You are the parent. Time for friendships is later in life when they are parents themselves.
13. Withhold firm discipline and proper training.
If you tell them dinner is ready and they don’t come, no dinner. Don’t debate. You are the parent. Train them in the way they should go and always remain calm and prayerful in your decisions. Then stick to it!
14. Discipline inconsistently/use different punishments for the same offense.
Each child should receive the same punishment for the same crime. Being tired is no excuse for inconsistent punishments. Keep a journal to ensure consistency.
15. Are weak with your authority.
Don’t let the children ask you repeatedly to have or do something. Don’t allow them to even TRY to wear you down. If you make a decision, stick to it.
16. Consistently believe evil of them.
When you are suspicious of them, making accusations of wrongdoing, you are deflating their trust in your unconditional love and acceptance of them. Be happy with them and know that you are blessed to be their parent. Your trust and acceptance can encourage them to make right choices.
17. Do not listen to them.
Let them explain their frustrations with you and be honest with you about how they feel – even if it upsets you. They should be polite and respectful, but they should always be allowed to come to you with their feelings.
18. Continually criticize them.
“A child can only take so much gloom.” – Little House on the Prairie
19. Communicate to them that they are unwanted.
If you tell them it would be easier to go to work than take care of kids at home and they will think you would rather be there. Don’t tell them what you are giving up to raise them or they will think you would rather not be their parent. When you are frustrated, pray – do not speak hurtful things you will regret.
20. Threaten them with rejection.
If they are not doing what they should, discipline them. If they refuse to obey, let them sit outside on a bench in your back yard because you will not allow willful disobedience in your home. Don’t threaten them with empty threats. Only say what you really mean after you have time alone to pray about the issue. Ask for help if the disobedience spirals out of control. Maybe an objective mentor can give you ideas you haven’t thought of to curb the problem.

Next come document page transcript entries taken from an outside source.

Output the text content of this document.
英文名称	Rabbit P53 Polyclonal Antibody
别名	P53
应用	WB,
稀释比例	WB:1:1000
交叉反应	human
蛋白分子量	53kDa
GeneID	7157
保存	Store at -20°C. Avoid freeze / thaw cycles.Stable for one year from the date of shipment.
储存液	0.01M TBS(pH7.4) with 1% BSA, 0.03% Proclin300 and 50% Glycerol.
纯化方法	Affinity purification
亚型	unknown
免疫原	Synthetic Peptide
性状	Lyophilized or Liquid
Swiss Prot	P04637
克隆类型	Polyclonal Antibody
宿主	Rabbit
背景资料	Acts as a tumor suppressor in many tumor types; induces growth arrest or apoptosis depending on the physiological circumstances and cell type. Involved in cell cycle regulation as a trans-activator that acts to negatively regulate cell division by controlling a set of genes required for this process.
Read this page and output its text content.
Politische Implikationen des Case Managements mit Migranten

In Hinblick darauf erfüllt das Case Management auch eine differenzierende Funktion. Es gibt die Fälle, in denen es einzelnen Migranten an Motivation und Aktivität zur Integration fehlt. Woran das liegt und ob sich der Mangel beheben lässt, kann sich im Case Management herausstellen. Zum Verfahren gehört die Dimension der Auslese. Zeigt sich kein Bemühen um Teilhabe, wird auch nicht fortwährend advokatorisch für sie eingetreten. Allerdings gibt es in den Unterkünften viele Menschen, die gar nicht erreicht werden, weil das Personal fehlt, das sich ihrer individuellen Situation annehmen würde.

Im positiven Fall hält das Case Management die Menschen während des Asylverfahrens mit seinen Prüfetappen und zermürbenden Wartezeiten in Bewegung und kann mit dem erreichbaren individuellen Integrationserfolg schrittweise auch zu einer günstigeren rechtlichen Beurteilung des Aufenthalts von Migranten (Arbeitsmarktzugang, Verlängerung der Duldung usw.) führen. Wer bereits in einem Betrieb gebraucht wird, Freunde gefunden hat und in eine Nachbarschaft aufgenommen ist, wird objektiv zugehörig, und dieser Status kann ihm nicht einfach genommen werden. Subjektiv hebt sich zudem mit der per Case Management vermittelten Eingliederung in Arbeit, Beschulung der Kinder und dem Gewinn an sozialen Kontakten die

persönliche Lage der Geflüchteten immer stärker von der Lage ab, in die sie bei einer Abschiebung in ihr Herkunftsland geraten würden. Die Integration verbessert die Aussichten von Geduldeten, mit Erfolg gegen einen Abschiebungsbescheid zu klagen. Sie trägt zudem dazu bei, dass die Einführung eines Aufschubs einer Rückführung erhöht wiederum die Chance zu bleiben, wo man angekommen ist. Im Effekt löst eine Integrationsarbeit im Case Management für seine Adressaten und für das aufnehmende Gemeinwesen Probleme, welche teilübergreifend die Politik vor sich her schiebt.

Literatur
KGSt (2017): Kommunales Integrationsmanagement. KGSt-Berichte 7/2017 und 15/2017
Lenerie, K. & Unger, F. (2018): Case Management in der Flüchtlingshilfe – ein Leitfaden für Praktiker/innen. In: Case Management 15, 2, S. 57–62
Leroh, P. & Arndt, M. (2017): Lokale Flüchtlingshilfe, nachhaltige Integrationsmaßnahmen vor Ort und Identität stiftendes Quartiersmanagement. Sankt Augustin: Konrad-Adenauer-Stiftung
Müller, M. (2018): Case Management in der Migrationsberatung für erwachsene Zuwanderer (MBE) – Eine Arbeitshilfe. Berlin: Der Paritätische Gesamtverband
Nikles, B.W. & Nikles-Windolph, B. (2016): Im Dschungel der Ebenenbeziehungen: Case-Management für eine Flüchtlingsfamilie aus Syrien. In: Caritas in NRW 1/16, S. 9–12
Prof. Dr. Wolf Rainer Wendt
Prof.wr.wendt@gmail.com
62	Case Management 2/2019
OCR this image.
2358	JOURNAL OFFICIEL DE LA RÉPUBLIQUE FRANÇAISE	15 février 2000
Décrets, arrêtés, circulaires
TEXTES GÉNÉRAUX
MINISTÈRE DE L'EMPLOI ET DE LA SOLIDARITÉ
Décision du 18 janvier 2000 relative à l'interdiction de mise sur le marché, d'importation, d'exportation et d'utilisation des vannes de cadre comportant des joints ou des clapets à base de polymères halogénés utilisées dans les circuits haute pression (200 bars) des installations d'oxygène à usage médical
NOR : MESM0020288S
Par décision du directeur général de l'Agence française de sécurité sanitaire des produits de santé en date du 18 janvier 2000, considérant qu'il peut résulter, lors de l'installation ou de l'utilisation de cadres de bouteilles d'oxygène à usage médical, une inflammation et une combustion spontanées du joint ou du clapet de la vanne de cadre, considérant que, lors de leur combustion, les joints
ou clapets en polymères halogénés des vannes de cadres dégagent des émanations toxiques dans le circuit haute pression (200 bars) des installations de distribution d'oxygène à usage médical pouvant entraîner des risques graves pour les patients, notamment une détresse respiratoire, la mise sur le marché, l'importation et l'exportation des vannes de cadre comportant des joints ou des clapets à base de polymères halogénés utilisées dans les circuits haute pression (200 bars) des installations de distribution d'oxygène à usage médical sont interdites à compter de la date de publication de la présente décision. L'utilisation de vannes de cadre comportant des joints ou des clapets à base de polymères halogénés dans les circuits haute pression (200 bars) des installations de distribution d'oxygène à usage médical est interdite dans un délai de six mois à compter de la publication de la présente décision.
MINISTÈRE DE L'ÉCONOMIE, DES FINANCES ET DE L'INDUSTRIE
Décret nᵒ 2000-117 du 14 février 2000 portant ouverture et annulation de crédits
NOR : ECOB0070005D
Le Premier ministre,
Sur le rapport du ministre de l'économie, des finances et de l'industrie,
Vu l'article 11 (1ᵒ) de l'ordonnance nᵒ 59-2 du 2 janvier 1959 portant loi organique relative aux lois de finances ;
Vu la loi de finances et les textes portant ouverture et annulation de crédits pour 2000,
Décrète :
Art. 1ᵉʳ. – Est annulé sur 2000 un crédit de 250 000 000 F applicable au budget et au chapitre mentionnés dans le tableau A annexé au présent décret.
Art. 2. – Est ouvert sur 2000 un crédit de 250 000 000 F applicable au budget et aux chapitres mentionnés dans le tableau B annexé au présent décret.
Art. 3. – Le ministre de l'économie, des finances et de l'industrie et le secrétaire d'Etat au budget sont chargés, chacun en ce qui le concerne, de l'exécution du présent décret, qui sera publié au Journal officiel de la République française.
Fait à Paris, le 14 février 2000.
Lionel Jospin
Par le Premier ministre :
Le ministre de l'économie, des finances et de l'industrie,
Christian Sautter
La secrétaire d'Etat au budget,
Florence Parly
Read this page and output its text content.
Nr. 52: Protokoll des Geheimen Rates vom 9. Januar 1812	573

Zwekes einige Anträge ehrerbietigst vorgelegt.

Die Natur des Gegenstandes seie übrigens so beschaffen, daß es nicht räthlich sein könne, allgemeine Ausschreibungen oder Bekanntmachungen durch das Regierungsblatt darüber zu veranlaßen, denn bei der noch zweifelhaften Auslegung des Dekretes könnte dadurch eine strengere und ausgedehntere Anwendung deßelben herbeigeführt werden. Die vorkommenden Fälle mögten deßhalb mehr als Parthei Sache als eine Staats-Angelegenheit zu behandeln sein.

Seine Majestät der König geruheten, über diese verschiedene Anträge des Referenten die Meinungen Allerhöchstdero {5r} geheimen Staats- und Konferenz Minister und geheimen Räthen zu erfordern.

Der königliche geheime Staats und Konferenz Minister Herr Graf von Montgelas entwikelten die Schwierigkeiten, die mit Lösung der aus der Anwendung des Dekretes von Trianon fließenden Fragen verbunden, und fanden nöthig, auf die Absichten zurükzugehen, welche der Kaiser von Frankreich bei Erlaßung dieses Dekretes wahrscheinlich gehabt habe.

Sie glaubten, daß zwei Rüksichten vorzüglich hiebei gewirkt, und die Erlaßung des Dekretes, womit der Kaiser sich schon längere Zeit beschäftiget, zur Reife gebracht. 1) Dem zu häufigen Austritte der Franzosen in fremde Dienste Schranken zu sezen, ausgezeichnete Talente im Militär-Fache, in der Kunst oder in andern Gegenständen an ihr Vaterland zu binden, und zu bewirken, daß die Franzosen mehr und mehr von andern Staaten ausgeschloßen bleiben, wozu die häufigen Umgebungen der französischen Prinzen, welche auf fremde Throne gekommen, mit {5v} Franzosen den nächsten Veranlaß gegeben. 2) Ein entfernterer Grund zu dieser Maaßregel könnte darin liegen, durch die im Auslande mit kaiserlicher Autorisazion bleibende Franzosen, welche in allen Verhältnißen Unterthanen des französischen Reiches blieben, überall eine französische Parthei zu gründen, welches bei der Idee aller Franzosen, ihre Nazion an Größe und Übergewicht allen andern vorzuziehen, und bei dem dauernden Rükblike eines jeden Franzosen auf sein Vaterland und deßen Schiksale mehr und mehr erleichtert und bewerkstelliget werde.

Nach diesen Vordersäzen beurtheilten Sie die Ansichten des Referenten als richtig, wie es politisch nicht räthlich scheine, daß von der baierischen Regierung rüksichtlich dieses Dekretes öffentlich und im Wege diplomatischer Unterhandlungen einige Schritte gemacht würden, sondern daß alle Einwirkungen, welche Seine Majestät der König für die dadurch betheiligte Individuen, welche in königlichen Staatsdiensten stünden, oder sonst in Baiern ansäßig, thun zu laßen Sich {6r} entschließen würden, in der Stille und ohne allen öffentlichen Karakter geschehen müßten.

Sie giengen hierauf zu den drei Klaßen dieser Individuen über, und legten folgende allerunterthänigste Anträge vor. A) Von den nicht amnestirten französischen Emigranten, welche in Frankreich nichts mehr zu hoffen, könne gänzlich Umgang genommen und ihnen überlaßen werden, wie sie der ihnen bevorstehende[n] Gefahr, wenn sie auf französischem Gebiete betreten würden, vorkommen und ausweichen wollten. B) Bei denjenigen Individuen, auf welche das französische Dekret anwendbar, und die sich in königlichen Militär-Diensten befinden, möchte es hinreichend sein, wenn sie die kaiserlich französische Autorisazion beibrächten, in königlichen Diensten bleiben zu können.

21. Never communicate your approval of them.
If you only take time out of your day to correct them and not ever to encourage them, you are teaching them to seek your attention through negative actions. You are also making them not like themselves – which will make them seek approval in others by doing things to get attention from their peers.
22. Neglect them.
Don’t allow the phone or your own private duties to interrupt your time together. Make time to build a relationship with them. Take time to listen and communicate with them. Get to know them as a person. Keep a prayer journal for them and make notes about time you have spent talking with them. Remember what it was like to court your spouse? Love them with your whole heart. The house cleaning can wait.
23. Overindulge them.
Don’t allow them to be part of your decision making when you are making parental decisions and don’t spoil them with material things. Don’t allow too much screen time or ‘twaddle’ or they will develop a taste for ‘the easy life’ and balk at hard work and deep thinking. They will expect things to be given to them and not want to put out effort to achieve them.
24. Reward insolence, sass, pouting, anger, or disrespect.
A child should never raise his voice at his parents unless he is calling you from afar. Do not allow a disrespectful tone to be rewarded by acknowledgment. Cease the conversation and discipline. Bad attitudes are a symptom of a clouded heart. The bible talks about the heart’s wickedness. A great book on discipline and heart issues is “Shepherding a Child’s Heart” by Ted Tripp.
25. Cease a time of chastisement before it has produced humility.
Don’t stop in your punishment of bad behavior until you see the fruit of a changed heart. If the actions AND attitudes change, you have succeeded in your objective as their disciple. If there is only an action change, and yet their countenance is still angry, you have only taught them that lip service is all you are asking of them. Their heart is the root of the disobedience. Your job is not to weed out bad behavior, but to till the soil of the heart until GOOD can grow there.